Dune boarding was a blast. The dunes were so picturesque, it was like staring at a work of art on a wall. After a quick hike up one of the dunes, our guide waxed our boards and off we went either standing (snowboard style) or sitting (sled style) down the slope. It was tough to trek back to the top after each ride but it was tons of fun and the best part was falling didn’t hurt because we landed on sand! We went so often we had convinced half of the other guests to accompany us and by the week’s end, the entire guest roster was on those dunes. Competitions brewed and suddenly we found ourselves acting as deputy activities directors. Making friends is a snap when you find a common interest.
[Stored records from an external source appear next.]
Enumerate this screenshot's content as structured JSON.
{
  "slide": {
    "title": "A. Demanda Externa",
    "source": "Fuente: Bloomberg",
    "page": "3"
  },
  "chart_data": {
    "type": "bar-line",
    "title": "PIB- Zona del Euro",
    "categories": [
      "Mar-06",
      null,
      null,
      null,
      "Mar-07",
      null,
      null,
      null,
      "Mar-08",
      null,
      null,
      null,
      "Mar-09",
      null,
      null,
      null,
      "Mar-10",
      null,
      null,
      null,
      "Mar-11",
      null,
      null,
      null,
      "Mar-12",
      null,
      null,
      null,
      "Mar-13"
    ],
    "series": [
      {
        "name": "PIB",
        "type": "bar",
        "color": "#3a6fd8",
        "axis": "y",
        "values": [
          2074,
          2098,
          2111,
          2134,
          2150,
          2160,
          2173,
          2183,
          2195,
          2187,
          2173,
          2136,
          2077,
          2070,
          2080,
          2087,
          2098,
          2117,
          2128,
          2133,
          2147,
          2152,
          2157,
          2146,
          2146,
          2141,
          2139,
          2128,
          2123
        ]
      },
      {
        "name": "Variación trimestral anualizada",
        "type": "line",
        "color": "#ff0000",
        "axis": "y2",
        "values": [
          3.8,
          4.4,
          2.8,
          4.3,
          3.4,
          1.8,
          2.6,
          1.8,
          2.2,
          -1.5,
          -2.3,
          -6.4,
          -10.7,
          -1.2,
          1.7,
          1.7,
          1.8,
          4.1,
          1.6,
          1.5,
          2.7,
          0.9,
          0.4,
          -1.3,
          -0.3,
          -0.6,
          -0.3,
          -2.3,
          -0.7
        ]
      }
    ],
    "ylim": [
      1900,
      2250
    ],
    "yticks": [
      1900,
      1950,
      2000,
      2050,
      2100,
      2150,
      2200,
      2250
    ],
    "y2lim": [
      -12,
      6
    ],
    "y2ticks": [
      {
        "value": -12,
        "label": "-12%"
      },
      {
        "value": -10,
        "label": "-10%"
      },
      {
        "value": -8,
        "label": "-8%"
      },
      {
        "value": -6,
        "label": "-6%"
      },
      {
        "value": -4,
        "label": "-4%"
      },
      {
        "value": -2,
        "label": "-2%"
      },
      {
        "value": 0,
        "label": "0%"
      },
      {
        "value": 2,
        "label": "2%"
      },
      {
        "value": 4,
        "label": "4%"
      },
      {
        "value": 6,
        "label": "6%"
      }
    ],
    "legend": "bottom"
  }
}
The spa at Indigo Bay was next on our agenda and we both indulged in the opportunity to be pampered. My mother thoughtfully called ahead and arranged for a $500 spa credit for us so we had our pick of treatments. Mike got a body scrub and facial and I got a massage and pedicure. Except for a few pesky mosquitoes (which didn’t bother us because we had bug spray and took our malaria tablets), the spa was amazing. It was situated on the highest point of the island so after our treatments, we got to sit in the plunge pool and watch the sunset. It was truly a blessed moment for us as we reminisced about the incredible last few days.
Before we knew it the week drew to a close and it was time for us to make the long journey back to NYC. We reluctantly said goodbye to our new friends (both guests and staff) and exchanged e-mails and promises to keep in touch. It was a sad departure but we left feeling fulfilled and content. The entire trip cost around $11,000 with charters, accommodations, tips, spa and transport fees but it was a dream come true and one that we’ll never forget. We vowed to make another journey to Africa again and do a longer safari in a different country and even try another island off the east coast of the continent. The next time we’ll switch seasons and visit during the summer since that may offer an even greater safari and beach/diving experience. There’s a reason they call Africa “The Motherland” and if you ask me, it’s because it’s the kind of place you want to go back to again and again and again… and we certainly will.